"Jungkook,"
"Hm?" Gözleri fal taşı gibi açıldığında sanki her an yuvasını terk edecekmiş gibi görünüyordu.
"Hadi senin başlangıçın, bizim de bir başlangıçımız olsun." dedi ve kiraz kırmızısı dudaklarına bastırdı dudaklarını.
Jungkook onun sihirli dudaklarına kapılmış ve karşılık bile veremeden öyle donup kalmıştı. Elleri iki yanında kenetlenmiş bir pozisyonda, hem onun dediklerini hem de yaptığına karşılık bayılmamak için zor duruyordu. Taehyung, Jungkook'un alt dudağını emerken Jungkook ona karşılık vermeye karar vermişti. Jungkook da üst dudağını esir aldığında işleri yarıda kalmış ve birbirlerini yeme kararı almıştılar, yani galiba.
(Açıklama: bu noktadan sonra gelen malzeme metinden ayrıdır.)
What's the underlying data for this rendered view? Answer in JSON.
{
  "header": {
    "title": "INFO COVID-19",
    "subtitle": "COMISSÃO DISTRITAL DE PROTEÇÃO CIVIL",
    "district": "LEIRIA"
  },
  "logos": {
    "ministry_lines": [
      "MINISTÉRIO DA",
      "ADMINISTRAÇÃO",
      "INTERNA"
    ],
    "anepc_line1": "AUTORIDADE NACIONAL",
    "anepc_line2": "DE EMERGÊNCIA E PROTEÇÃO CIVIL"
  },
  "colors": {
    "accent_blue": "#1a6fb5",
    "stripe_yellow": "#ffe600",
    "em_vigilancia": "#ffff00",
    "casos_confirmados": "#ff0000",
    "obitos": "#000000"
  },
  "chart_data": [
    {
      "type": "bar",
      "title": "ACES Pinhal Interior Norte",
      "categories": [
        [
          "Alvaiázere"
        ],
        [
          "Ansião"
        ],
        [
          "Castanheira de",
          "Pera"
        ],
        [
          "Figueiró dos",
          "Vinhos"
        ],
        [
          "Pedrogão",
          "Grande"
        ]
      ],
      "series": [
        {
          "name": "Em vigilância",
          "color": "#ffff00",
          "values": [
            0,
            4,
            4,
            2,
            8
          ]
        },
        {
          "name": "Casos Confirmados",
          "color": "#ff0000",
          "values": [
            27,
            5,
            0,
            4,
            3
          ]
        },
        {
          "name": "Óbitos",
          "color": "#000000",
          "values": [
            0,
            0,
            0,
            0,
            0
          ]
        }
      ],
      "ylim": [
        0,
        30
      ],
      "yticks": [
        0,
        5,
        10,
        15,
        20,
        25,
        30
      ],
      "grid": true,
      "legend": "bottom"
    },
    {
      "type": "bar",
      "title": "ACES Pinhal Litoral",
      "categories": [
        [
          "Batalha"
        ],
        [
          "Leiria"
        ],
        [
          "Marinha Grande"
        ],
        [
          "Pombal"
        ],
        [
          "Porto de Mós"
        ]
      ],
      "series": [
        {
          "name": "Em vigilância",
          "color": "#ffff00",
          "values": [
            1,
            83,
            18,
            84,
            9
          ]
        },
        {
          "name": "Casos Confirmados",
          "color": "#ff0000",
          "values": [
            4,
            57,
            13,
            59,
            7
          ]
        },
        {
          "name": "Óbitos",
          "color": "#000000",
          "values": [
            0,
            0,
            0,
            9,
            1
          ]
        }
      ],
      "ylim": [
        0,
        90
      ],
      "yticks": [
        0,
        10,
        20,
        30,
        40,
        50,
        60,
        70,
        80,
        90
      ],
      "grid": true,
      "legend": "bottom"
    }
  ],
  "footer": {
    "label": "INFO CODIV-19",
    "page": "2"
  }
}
"Ahm," Jungkook'un ağzından çıkan boğuk iniltiye karşı Taehyung daha da sert olmaya başlamıştı. Deli gibi öpüşüyordular. Taehyung ince ve kemikli elini Jungkook'un tişörtünün içine soktuğunda ellerini sıcak bedende gezdiriyordu. Elleri yavaşça Jungkook'un kalçasına doğru gitti ve kalçasını avucladı.
Taehyung kalçasından yardım alarak onu kucağına aldı ve hâlâ öpüşmeye devam ettiler. Jungkook ellerini Taehyung'un saçlarının içine sokmuş ve çekiştirmeye başlamıştı. Yumruğunun içindeki saç tutamları avucunu gıdıklıyordu.
"H-hocam," Boğuk sesle iniltilerin arasından söyledi Jungkook. "Ah, lütfen, yeter." Jungkook söylemek istemediği şeyi söylemişti. Taehyung dudaklarından sesli bir şekilde ayrıldığında Jungkook nefes nefese onun ateş gibi yanan gözlerine baktı. Hapis olmuştu gözlerine.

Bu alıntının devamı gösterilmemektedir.